A Geek’s Guide to Probing
As a result of reading this article, you will learn….
- How Geeks Tend to Probe
- Where Said Probing is Most Effective
- Where Said Probing is Least Effective
- Ways that Geeks (not sayin’ you are one) Can Expand Their Repertoire of Probing Techniques
Ready for it? Okay, let’s begin…
1. How Geeks Tend to Probe
While in a design discussion about a soft-skills training program for a group of software engineers and IT support staff (aka, “techies,” aka “geeks,” aka “analytical types,” aka “people who will run the world despite what the popular kids in high school thought”) , the subject of a techie’s questioning & listening skills came up.
When engaged in a “probing” situation, that is to say, a situation where a person wants to uncover additional information via dialog with another human being, we geeks have a penchant for using a kind of flow chart logic, that is to say, a series of closed-ended questions usually with binary TRUE or FALSE or limited multiple-choice response options.
To illustrate how this “flow chart logic” works, we can turn to XKCD for some recursive humor and guidance on the subject:
In the heat of the moment of trying to solve a problem, the analytical person may default to this mode. Some people call it Deductive Reasoning, some call it Regression Analysis, some call it Occam’s Razor. I call it a habit fed through hours of childhood reading of Issac Asimov dialogue scenes and playing The Animal Game on a neighbor’s circa-1980 Apple II personal computer. Ah, the Animal Game! Amazing how a computer program can guess whatever animal you’re thinking of…you just need to be patient and answer a long series of YES/NO questions.
2. Where Said Probing is Most Effective
Using flow chart logic as a questioning approach will sometimes work well, particularly on certain problems that involve a process or procedure.
For example, “Why is my Internet connection failing?”
Hey, we’ve got a flow chart / decision-tree for that!
“Is you computer plugged in?” >>YES/NO>> “Is the router plugged in?” >>YES/NO>> “Is the router cable connected to the wall socket?” >>YES/NO >> (…) etc. >> (…) etc. >> “Oh wait, you’re using WHICH browser??” >> GO AWAY >> NOT MY PROBLEM, N00B.

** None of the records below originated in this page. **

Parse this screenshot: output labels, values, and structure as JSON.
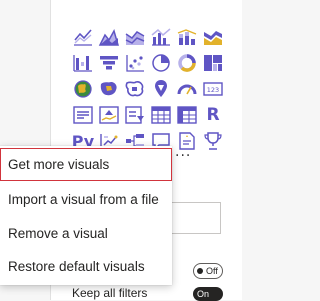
{
  "visuals_grid": {
    "icons": [
      "line-chart-icon",
      "area-chart-icon",
      "stacked-area-chart-icon",
      "line-clustered-column-icon",
      "line-stacked-column-icon",
      "ribbon-chart-icon",
      "waterfall-chart-icon",
      "funnel-chart-icon",
      "scatter-chart-icon",
      "pie-chart-icon",
      "donut-chart-icon",
      "treemap-icon",
      "map-icon",
      "filled-map-icon",
      "shape-map-icon",
      "azure-map-icon",
      "gauge-icon",
      "card-icon",
      "multi-row-card-icon",
      "kpi-icon",
      "slicer-icon",
      "table-icon",
      "matrix-icon",
      "r-visual-icon",
      "python-visual-icon",
      "key-influencers-icon",
      "decomposition-tree-icon",
      "qa-icon",
      "smart-narrative-icon",
      "goals-icon"
    ],
    "r_label": "R",
    "py_label": "Py",
    "more_label": "···"
  },
  "menu": {
    "items": [
      {
        "label": "Get more visuals"
      },
      {
        "label": "Import a visual from a file"
      },
      {
        "label": "Remove a visual"
      },
      {
        "label": "Restore default visuals"
      }
    ]
  },
  "format": {
    "toggle_off_label": "Off",
    "keep_all_filters_label": "Keep all filters",
    "toggle_on_label": "On"
  },
  "colors": {
    "accent": "#5f55c4",
    "accent_light": "#b7b1ea",
    "gold": "#e2b22b",
    "selection_border": "#d1343c"
  }
}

There are also moments in a conversation where a little flow chart logic is needed, to guide the conversation and rule out areas of unnecessary exploration… but these are (and should be) only moments, not the entire line of questioning.
3. Where Said Probing is Least Effective
On the other hand, for many problems, particularly problems having to do with people and other “squishy” subjects, the flow chart probing approach often fails, because it puts all the work (and conversational energy) on the side of the questioner, and not on the responder.
With a series of closed-ended questions, the questioner works out the logic and presupposes all the possible answers, all while subjecting the other party to an inquisition. This approach can be a massively inefficient allocation of mental resources and risks missing critical information — i.e. the stuff you don’t know that you don’t know. Most importantly, a relentless YES/NO diagnostic will ultimately degrade the quality of the relationship between the Prober and the Probed.
Of course, geeks can’t resist applying flow chart logic to even the most squishy, most confounding subjects out there… and what can be more confounding to a geek than the Female Character?
As it happens, there’s a flowchart for that:
Of course, as this post explains, the above flowchart was designed to be a map of some of the major stereotypical female tropes in fiction… and that’s the key message in all of this: Flow charts are great for mapping out pre-conceived, simple ideas. Dealing with real world problems and real world people requires something more than just an elaborate flow chart.
So this brings us to the fourth and final piece of the puzzle:
4. Ways that Geeks (not sayin’ you are one) Can Expand Their Repertoire of Probing Techniques
So, how can a person improve their questioning skills?
Try answering these three questions:
- What are the specific techniques of effective questioning?
- What do “good listeners” do, specifically?
- What are the beliefs and attitudes that are most helpful to adopt, in order to be an effective questioner/listener?
You already know many of the answers… but you need to take the time to think about it, and then take a bit more time to work on applying it. Just do it.
Start by ditching the closed-ended, fixed-variable-response questions… ask less “Does” “Is” and “Can” and ask more “How” and “Why.” Decide that your goal is to learn as much as possible, with minimum confirmation bias.
If you must, read some books or articles on questioning skills… the world of sales training has generated an abundance of material on the subject. Take a course… do a role play… but most importantly, starting DOING it.
When’s the last time someone said to you, “Hey, that’s a great question?”